Tessa felt her cheeks turn scarlet. Wasn't Will the one who was supposed to know exactly what that was, and wasn't she the one who was supposed to have pushed him away?

"I can't." His hands were fists at his sides; she could see them trembling. "Tessa, I think you had better go."

"Go?" Her mind whirled; she felt as if she had been in a warm, safe place and without warning had been cast out into a freezing, empty darkness. "I ... I should not have been so forward. I'm sorry—"

A look of intense pain flashed across his face. "God. Tessa." The words seemed dragged out of him. "Please. Just leave. I can't have you here. It's—not possible."

"Will, please—"

"No." He jerked his gaze away from hers, averting his face, his eyes fixed on the floor. "I'll tell you anything you want to know tomorrow. Anything. Just leave me alone now." His voice broke unevenly. "Tessa. I'm begging you. Do you understand? I'm begging you. Please, please leave."

"Very well," Tessa said, and saw with a mixture of amazement and pain that the lines of tension went out of his shoulders. Was it that much of a horror having her there, and that much of a relief that she was leaving? She rose to her feet, her dress damp and cold and heavy, her feet nearly slipping on the wet floor. Will didn't move or look up, but stayed where he was on his knees, staring at the ground as Tessa made her way across the room and down the stairs, without looking back.
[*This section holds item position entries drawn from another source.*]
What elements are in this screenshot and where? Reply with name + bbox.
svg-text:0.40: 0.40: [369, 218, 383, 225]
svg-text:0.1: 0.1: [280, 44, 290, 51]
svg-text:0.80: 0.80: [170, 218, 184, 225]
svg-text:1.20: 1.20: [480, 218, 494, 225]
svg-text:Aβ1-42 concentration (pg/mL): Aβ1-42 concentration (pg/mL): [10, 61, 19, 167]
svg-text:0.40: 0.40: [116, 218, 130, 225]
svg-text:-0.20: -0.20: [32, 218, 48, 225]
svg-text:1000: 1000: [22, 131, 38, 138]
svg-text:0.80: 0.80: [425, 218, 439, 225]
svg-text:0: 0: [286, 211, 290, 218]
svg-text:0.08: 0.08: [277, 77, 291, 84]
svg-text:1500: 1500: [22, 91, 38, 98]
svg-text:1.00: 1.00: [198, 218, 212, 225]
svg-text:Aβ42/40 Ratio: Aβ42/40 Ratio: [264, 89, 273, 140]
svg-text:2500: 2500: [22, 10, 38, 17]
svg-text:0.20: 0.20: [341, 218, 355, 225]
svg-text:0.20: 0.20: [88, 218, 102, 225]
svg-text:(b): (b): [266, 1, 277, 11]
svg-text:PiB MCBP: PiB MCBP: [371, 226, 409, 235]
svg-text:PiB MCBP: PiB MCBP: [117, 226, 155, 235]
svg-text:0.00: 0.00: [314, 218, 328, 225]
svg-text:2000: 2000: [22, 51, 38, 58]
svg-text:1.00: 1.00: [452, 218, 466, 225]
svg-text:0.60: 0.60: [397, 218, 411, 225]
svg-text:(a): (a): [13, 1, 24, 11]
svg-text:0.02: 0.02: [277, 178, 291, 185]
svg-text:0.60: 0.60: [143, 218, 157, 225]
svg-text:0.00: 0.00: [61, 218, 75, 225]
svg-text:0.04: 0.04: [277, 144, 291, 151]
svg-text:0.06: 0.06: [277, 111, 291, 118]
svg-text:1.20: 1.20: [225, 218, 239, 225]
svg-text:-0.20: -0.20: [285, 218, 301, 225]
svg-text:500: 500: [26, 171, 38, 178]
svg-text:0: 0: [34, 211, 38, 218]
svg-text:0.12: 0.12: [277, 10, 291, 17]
Some time later, her room half-lit with the wan glow of the London sunrise, Tessa lay on the bed, too exhausted to change out of Camille's clothes—too exhausted, even, to sleep. It had been a day of firsts. The first time she had used her power at her own wish and discretion, and had felt good about it. The first time she had fired a pistol. And—the only first she had ever dreamed of, for years—her first kiss.

Tessa rolled over, burying her face in the pillow. For so many years she had wondered what her first kiss would be like—if he would be handsome, if he would love her, if he would be kind. She had never imagined that the kiss would be so brief and desperate and wild. Or that it would taste of holy water. Holy water and blood.